The broad strokes of the proof follow Aliyah Ahmed's response to a post on StackExchange. We begin by observing that density of $$Z$$ is symmetric about the origin, therefore:

\begin{align*} \PP\{|Z| > t\} &= 2 \PP\{Z > t\} \end{align*}

We then observe that by playing with distribution functions and expectations, we get the following upper bound:

\begin{align*} t\cdot \PP\{Z > t\} &= t\int_t^\infty dF(x) \\ &\leq \int_t^\infty x d F(x) \\ &= \int_t^\infty x \cdot \frac{1}{\sqrt{2\pi}\sigma}\exp\left\{ -\frac{x^2}{2\sigma^2} \right\} \\ &= \frac{\sigma}{\sqrt{2\pi}}\exp\left\{ -\frac{t^2}{2\sigma^2} \right\} \end{align*}

in the process using sneaky way to introduce a quantity that has a nice, clean closed-form integral. Closer examination shows that this is in fact a tighter version of Markov's Inequality; rather than taking $$\EE X$$, we take $$\EE [X \one\{X > t\}]$$. This implies that:

\begin{align*} \PP\{Z > t\} &= \frac{\sigma}{t\sqrt{2\pi}}\exp\left\{ -\frac{t^2}{2\sigma^2} \right\} \\ \Rightarrow \PP\{|Z| > t\} &= \sqrt\frac{2}{\pi} \frac{\sigma}{t}\exp\left\{ -\frac{t^2}{2\sigma^2} \right\} \end{align*}

## Extension to Sum of Random Variables

This result can be extended to the maximum of $$m$$ Gaussian random variables by way of the union bound. Suppose $$\{Z_i\}_{i=1}^m \sim \Nn(0, \sigma^2)$$. Then the union bound implies:

$$\PP\left\{ \max_{1\leq i\leq m} |Z_i| > t \right\} \leq m\cdot \sqrt\frac{2}{\pi} \frac{\sigma}{t}\exp\left\{ -\frac{t^2}{2\sigma^2} \right\}$$

Suppose the variance of these random variables decreased with $$n$$, i.e., $$\sigma^2 = \frac{1}{n}$$. This could happen if our $$Z_i$$ are estimators.

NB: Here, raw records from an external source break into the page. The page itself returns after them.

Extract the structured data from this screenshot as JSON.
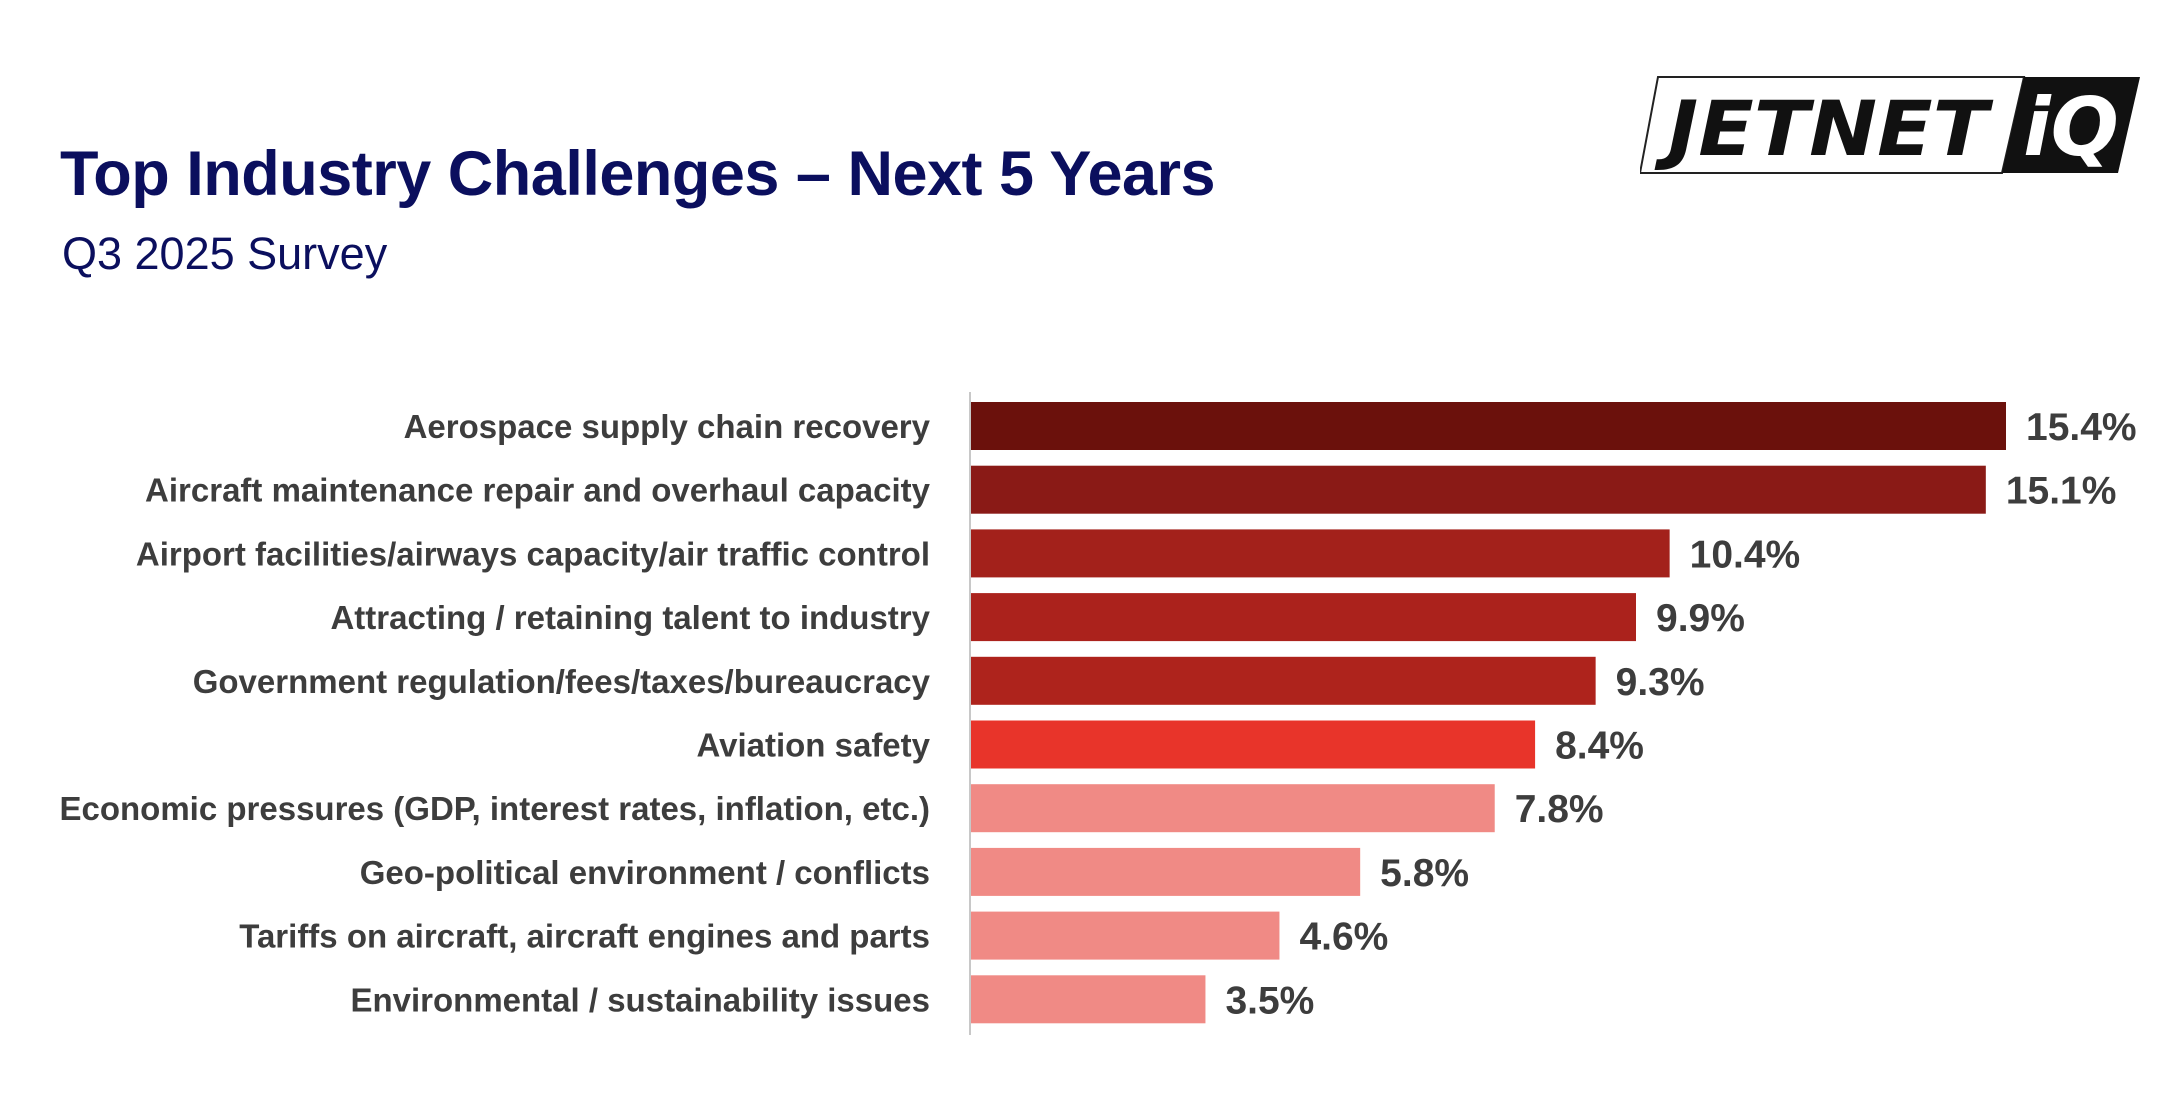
{
  "header": {
    "title": "Top Industry Challenges – Next 5 Years",
    "subtitle": "Q3 2025 Survey"
  },
  "logo": {
    "text_main": "JETNET",
    "text_badge": "iQ"
  },
  "colors": {
    "title": "#0b0f5e",
    "label": "#3d3d3d",
    "axis": "#c8c8c8"
  },
  "chart_data": {
    "type": "bar",
    "orientation": "horizontal",
    "title": "Top Industry Challenges – Next 5 Years",
    "subtitle": "Q3 2025 Survey",
    "xlabel": "",
    "ylabel": "",
    "xlim": [
      0,
      15.4
    ],
    "grid": false,
    "legend": "none",
    "value_suffix": "%",
    "categories": [
      "Aerospace supply chain recovery",
      "Aircraft maintenance repair and overhaul capacity",
      "Airport facilities/airways capacity/air traffic control",
      "Attracting / retaining talent to industry",
      "Government regulation/fees/taxes/bureaucracy",
      "Aviation safety",
      "Economic pressures (GDP, interest rates, inflation, etc.)",
      "Geo-political environment / conflicts",
      "Tariffs on aircraft, aircraft engines and parts",
      "Environmental / sustainability issues"
    ],
    "values": [
      15.4,
      15.1,
      10.4,
      9.9,
      9.3,
      8.4,
      7.8,
      5.8,
      4.6,
      3.5
    ],
    "value_labels": [
      "15.4%",
      "15.1%",
      "10.4%",
      "9.9%",
      "9.3%",
      "8.4%",
      "7.8%",
      "5.8%",
      "4.6%",
      "3.5%"
    ],
    "bar_colors": [
      "#6b110c",
      "#8a1a16",
      "#a3211b",
      "#ab221c",
      "#ae231c",
      "#e8342a",
      "#f08a85",
      "#f08a85",
      "#f08a85",
      "#f08a85"
    ]
  }
}
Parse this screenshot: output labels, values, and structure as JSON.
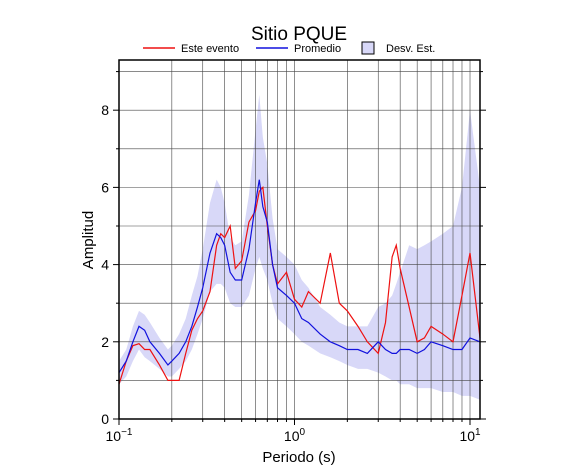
{
  "chart_data": {
    "type": "line",
    "title": "Sitio PQUE",
    "xlabel": "Periodo (s)",
    "ylabel": "Amplitud",
    "xscale": "log",
    "grid": true,
    "xlim": [
      0.1,
      11.4
    ],
    "ylim": [
      0,
      9.3
    ],
    "xticks": [
      {
        "value": 0.1,
        "label": "10",
        "exponent": "−1"
      },
      {
        "value": 1,
        "label": "10",
        "exponent": "0"
      },
      {
        "value": 10,
        "label": "10",
        "exponent": "1"
      }
    ],
    "xminor": [
      0.2,
      0.3,
      0.4,
      0.5,
      0.6,
      0.7,
      0.8,
      0.9,
      2,
      3,
      4,
      5,
      6,
      7,
      8,
      9
    ],
    "yticks": [
      0,
      2,
      4,
      6,
      8
    ],
    "yminor": [
      1,
      3,
      5,
      7,
      9
    ],
    "x": [
      0.1,
      0.11,
      0.12,
      0.13,
      0.14,
      0.15,
      0.17,
      0.19,
      0.2,
      0.22,
      0.24,
      0.26,
      0.28,
      0.3,
      0.33,
      0.36,
      0.38,
      0.4,
      0.43,
      0.46,
      0.5,
      0.55,
      0.6,
      0.63,
      0.66,
      0.7,
      0.75,
      0.8,
      0.9,
      1.0,
      1.1,
      1.2,
      1.4,
      1.6,
      1.8,
      2.0,
      2.3,
      2.6,
      3.0,
      3.3,
      3.6,
      3.8,
      4.0,
      4.5,
      5,
      5.5,
      6,
      7,
      8,
      9,
      10,
      11.4
    ],
    "band": {
      "name": "Desv. Est.",
      "color": "#d8d8f8",
      "lower": [
        0.9,
        1.1,
        1.5,
        1.8,
        1.6,
        1.5,
        1.3,
        1.1,
        1.1,
        1.3,
        1.5,
        1.8,
        2.2,
        2.6,
        3.3,
        3.5,
        3.5,
        3.4,
        3.0,
        2.9,
        2.9,
        3.2,
        3.9,
        4.2,
        3.9,
        3.6,
        3.0,
        2.6,
        2.4,
        2.2,
        2.0,
        1.9,
        1.7,
        1.6,
        1.5,
        1.4,
        1.3,
        1.3,
        1.2,
        1.1,
        1.0,
        1.0,
        0.9,
        0.9,
        0.8,
        0.8,
        0.8,
        0.7,
        0.7,
        0.6,
        0.6,
        0.5
      ],
      "upper": [
        1.5,
        1.8,
        2.4,
        2.8,
        2.7,
        2.5,
        2.1,
        1.8,
        1.9,
        2.2,
        2.6,
        3.2,
        3.7,
        4.4,
        5.6,
        6.2,
        6.0,
        5.6,
        4.7,
        4.5,
        4.6,
        5.8,
        7.5,
        8.4,
        7.3,
        6.6,
        5.2,
        4.4,
        4.2,
        4.0,
        3.6,
        3.4,
        2.9,
        2.7,
        2.5,
        2.4,
        2.4,
        2.4,
        2.9,
        3.0,
        3.2,
        3.5,
        3.8,
        4.5,
        4.4,
        4.5,
        4.6,
        4.8,
        5.0,
        6.0,
        8.0,
        6.0
      ]
    },
    "series": [
      {
        "name": "Este evento",
        "color": "#ee1111",
        "values": [
          0.9,
          1.5,
          1.9,
          1.95,
          1.8,
          1.8,
          1.4,
          1.0,
          1.0,
          1.0,
          1.7,
          2.3,
          2.6,
          2.8,
          3.3,
          4.5,
          4.8,
          4.7,
          5.0,
          3.9,
          4.1,
          5.1,
          5.4,
          5.9,
          6.0,
          5.0,
          4.0,
          3.5,
          3.8,
          3.1,
          2.9,
          3.3,
          3.0,
          4.3,
          3.0,
          2.8,
          2.4,
          2.0,
          1.7,
          2.5,
          4.2,
          4.5,
          3.9,
          2.9,
          2.0,
          2.1,
          2.4,
          2.2,
          2.0,
          3.2,
          4.3,
          2.1
        ]
      },
      {
        "name": "Promedio",
        "color": "#1111dd",
        "values": [
          1.2,
          1.5,
          2.0,
          2.4,
          2.3,
          2.0,
          1.7,
          1.4,
          1.5,
          1.7,
          2.0,
          2.4,
          2.9,
          3.4,
          4.3,
          4.8,
          4.7,
          4.5,
          3.8,
          3.6,
          3.6,
          4.4,
          5.6,
          6.2,
          5.5,
          5.1,
          4.0,
          3.4,
          3.2,
          3.0,
          2.6,
          2.5,
          2.2,
          2.0,
          1.9,
          1.8,
          1.8,
          1.7,
          2.0,
          1.8,
          1.7,
          1.7,
          1.8,
          1.8,
          1.7,
          1.8,
          2.0,
          1.9,
          1.8,
          1.8,
          2.1,
          2.0
        ]
      }
    ]
  }
}
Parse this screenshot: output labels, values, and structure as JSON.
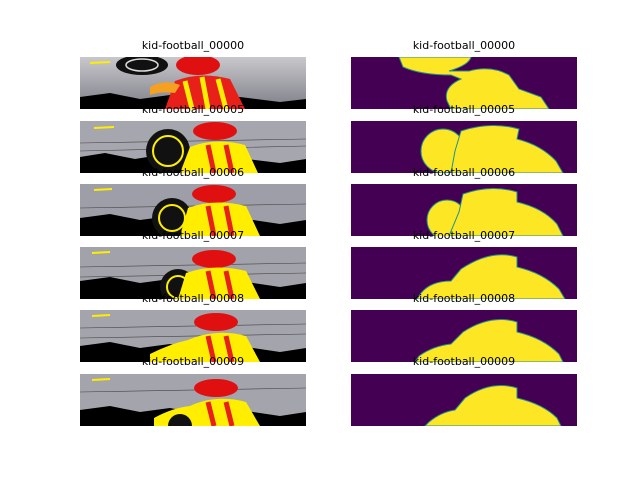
{
  "figure": {
    "rows": [
      {
        "left_title": "kid-football_00000",
        "right_title": "kid-football_00000"
      },
      {
        "left_title": "kid-football_00005",
        "right_title": "kid-football_00005"
      },
      {
        "left_title": "kid-football_00006",
        "right_title": "kid-football_00006"
      },
      {
        "left_title": "kid-football_00007",
        "right_title": "kid-football_00007"
      },
      {
        "left_title": "kid-football_00008",
        "right_title": "kid-football_00008"
      },
      {
        "left_title": "kid-football_00009",
        "right_title": "kid-football_00009"
      }
    ],
    "colors": {
      "mask_background": "#440154",
      "mask_foreground": "#fde725",
      "mask_edge": "#21918c",
      "photo_sky": "#9a9aa2",
      "photo_ground": "#000000",
      "shirt_yellow": "#ffee00",
      "shirt_red": "#e8201a",
      "cap_red": "#e01010"
    }
  }
}
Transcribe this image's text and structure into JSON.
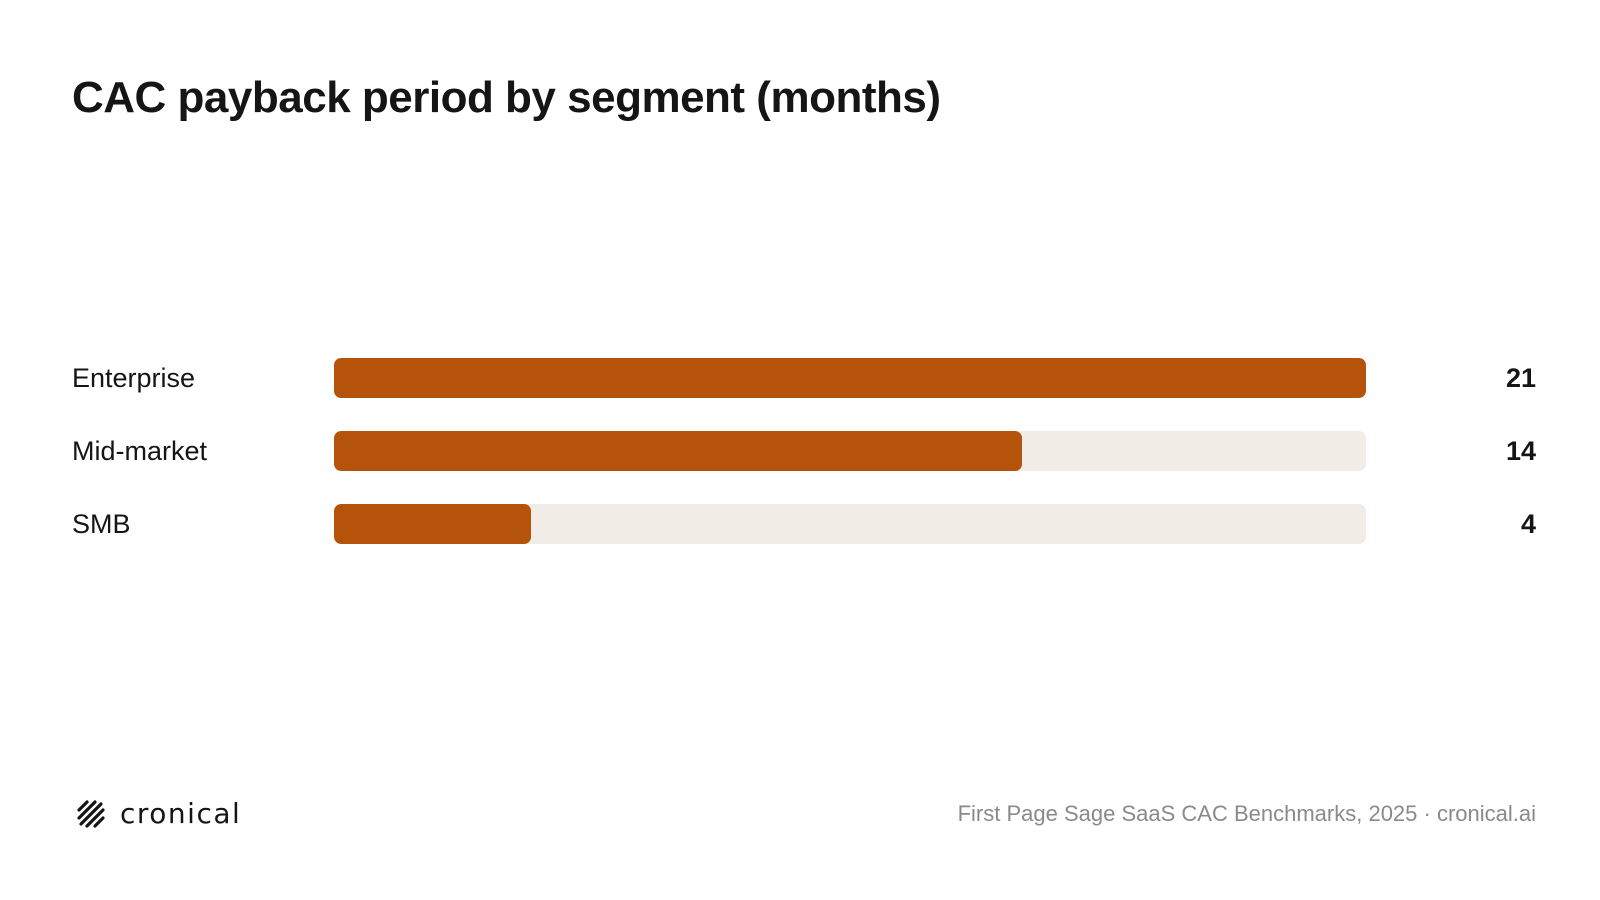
{
  "title": "CAC payback period by segment (months)",
  "chart_data": {
    "type": "bar",
    "orientation": "horizontal",
    "title": "CAC payback period by segment (months)",
    "categories": [
      "Enterprise",
      "Mid-market",
      "SMB"
    ],
    "values": [
      21,
      14,
      4
    ],
    "xlim": [
      0,
      21
    ],
    "grid": false,
    "bar_color": "#b5530b",
    "track_color": "#f1ece5",
    "value_labels": [
      "21",
      "14",
      "4"
    ]
  },
  "footer": {
    "brand": "cronical",
    "logo_icon": "cronical-logo-icon",
    "source": "First Page Sage SaaS CAC Benchmarks, 2025 · cronical.ai"
  }
}
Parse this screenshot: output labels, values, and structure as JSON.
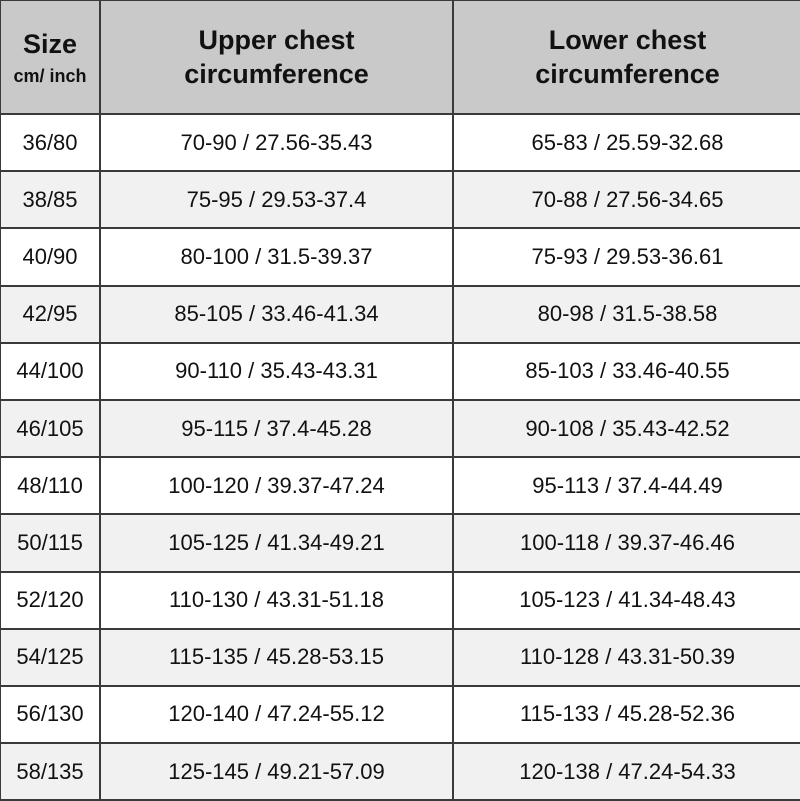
{
  "header": {
    "size": "Size",
    "size_unit": "cm/ inch",
    "upper": "Upper chest circumference",
    "lower": "Lower chest circumference"
  },
  "rows": [
    {
      "size": "36/80",
      "upper": "70-90 / 27.56-35.43",
      "lower": "65-83 / 25.59-32.68"
    },
    {
      "size": "38/85",
      "upper": "75-95 / 29.53-37.4",
      "lower": "70-88 / 27.56-34.65"
    },
    {
      "size": "40/90",
      "upper": "80-100 / 31.5-39.37",
      "lower": "75-93 / 29.53-36.61"
    },
    {
      "size": "42/95",
      "upper": "85-105 / 33.46-41.34",
      "lower": "80-98 / 31.5-38.58"
    },
    {
      "size": "44/100",
      "upper": "90-110 / 35.43-43.31",
      "lower": "85-103 / 33.46-40.55"
    },
    {
      "size": "46/105",
      "upper": "95-115 / 37.4-45.28",
      "lower": "90-108 / 35.43-42.52"
    },
    {
      "size": "48/110",
      "upper": "100-120 / 39.37-47.24",
      "lower": "95-113 / 37.4-44.49"
    },
    {
      "size": "50/115",
      "upper": "105-125 / 41.34-49.21",
      "lower": "100-118 / 39.37-46.46"
    },
    {
      "size": "52/120",
      "upper": "110-130 / 43.31-51.18",
      "lower": "105-123 / 41.34-48.43"
    },
    {
      "size": "54/125",
      "upper": "115-135 / 45.28-53.15",
      "lower": "110-128 / 43.31-50.39"
    },
    {
      "size": "56/130",
      "upper": "120-140 / 47.24-55.12",
      "lower": "115-133 / 45.28-52.36"
    },
    {
      "size": "58/135",
      "upper": "125-145 / 49.21-57.09",
      "lower": "120-138 / 47.24-54.33"
    }
  ]
}
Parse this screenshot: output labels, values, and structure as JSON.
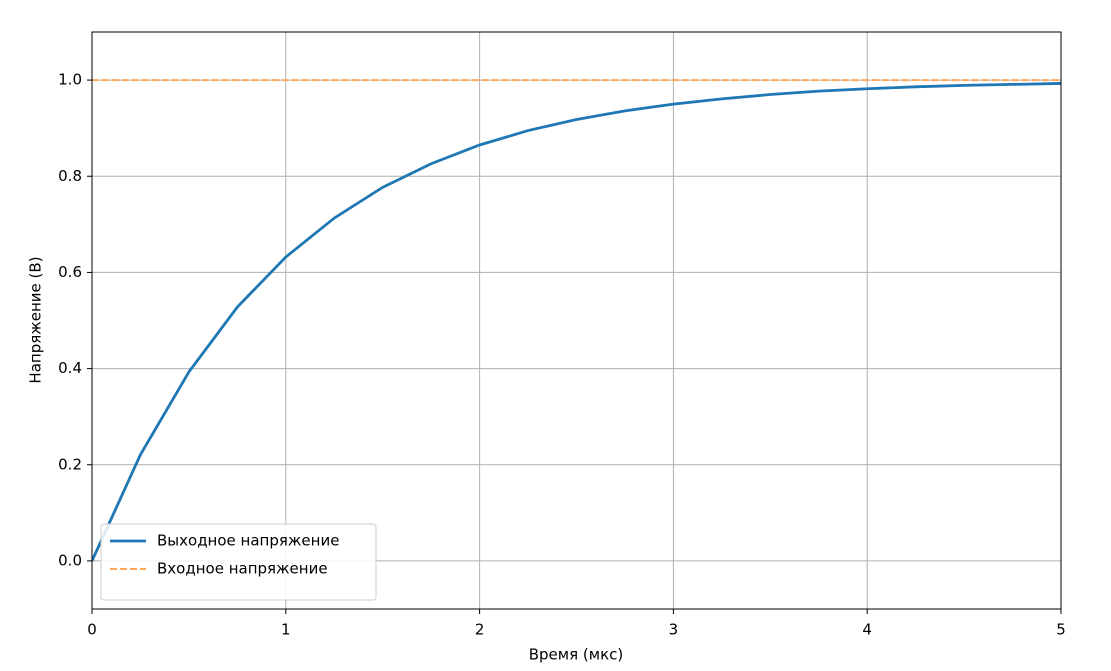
{
  "chart_data": {
    "type": "line",
    "xlabel": "Время (мкс)",
    "ylabel": "Напряжение (В)",
    "x": [
      0,
      0.25,
      0.5,
      0.75,
      1,
      1.25,
      1.5,
      1.75,
      2,
      2.25,
      2.5,
      2.75,
      3,
      3.25,
      3.5,
      3.75,
      4,
      4.25,
      4.5,
      4.75,
      5
    ],
    "series": [
      {
        "name": "Выходное напряжение",
        "color": "#1f77b4",
        "style": "solid",
        "values": [
          0,
          0.221,
          0.393,
          0.528,
          0.632,
          0.713,
          0.777,
          0.826,
          0.865,
          0.895,
          0.918,
          0.936,
          0.95,
          0.961,
          0.97,
          0.977,
          0.982,
          0.986,
          0.989,
          0.991,
          0.993
        ]
      },
      {
        "name": "Входное напряжение",
        "color": "#ffa85a",
        "style": "dashed",
        "values": [
          1,
          1,
          1,
          1,
          1,
          1,
          1,
          1,
          1,
          1,
          1,
          1,
          1,
          1,
          1,
          1,
          1,
          1,
          1,
          1,
          1
        ]
      }
    ],
    "xlim": [
      0,
      5
    ],
    "xticks": [
      0,
      1,
      2,
      3,
      4,
      5
    ],
    "ylim": [
      -0.1,
      1.1
    ],
    "yticks": [
      {
        "value": 0,
        "label": "0.0"
      },
      {
        "value": 0.2,
        "label": "0.2"
      },
      {
        "value": 0.4,
        "label": "0.4"
      },
      {
        "value": 0.6,
        "label": "0.6"
      },
      {
        "value": 0.8,
        "label": "0.8"
      },
      {
        "value": 1,
        "label": "1.0"
      }
    ],
    "grid": true,
    "legend": "lower left"
  }
}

Then we would have the bound:

\begin{align*} \PP\left\{ \max_{1\leq i\leq m} |Z_i| > t \right\} &\leq m\cdot \sqrt\frac{2}{\pi} \frac{1}{\sqrt{n}t}\exp\left\{ -\frac{nt^2}{2} \right\} \\ &\leq \sqrt\frac{2}{\pi} \frac{1}{\sqrt{n}t}\exp\left\{ -\frac{nt^2}{2} + \log m \right\} \end{align*}

Suppose we wanted to get a reasonably large probability on the right hand side so that our bound is useful. A trivial way to do this is to take $$t$$ very small, but this upper bound would be meaningless.

What if we made $$t$$ arbitrarily large? The implication in this case is not particularly useful either.

To balance between these interests, we can choose $$t$$ such that:

$$\frac{nt^2}{2} = \log m$$

giving us a bound that adapts to $$m$$.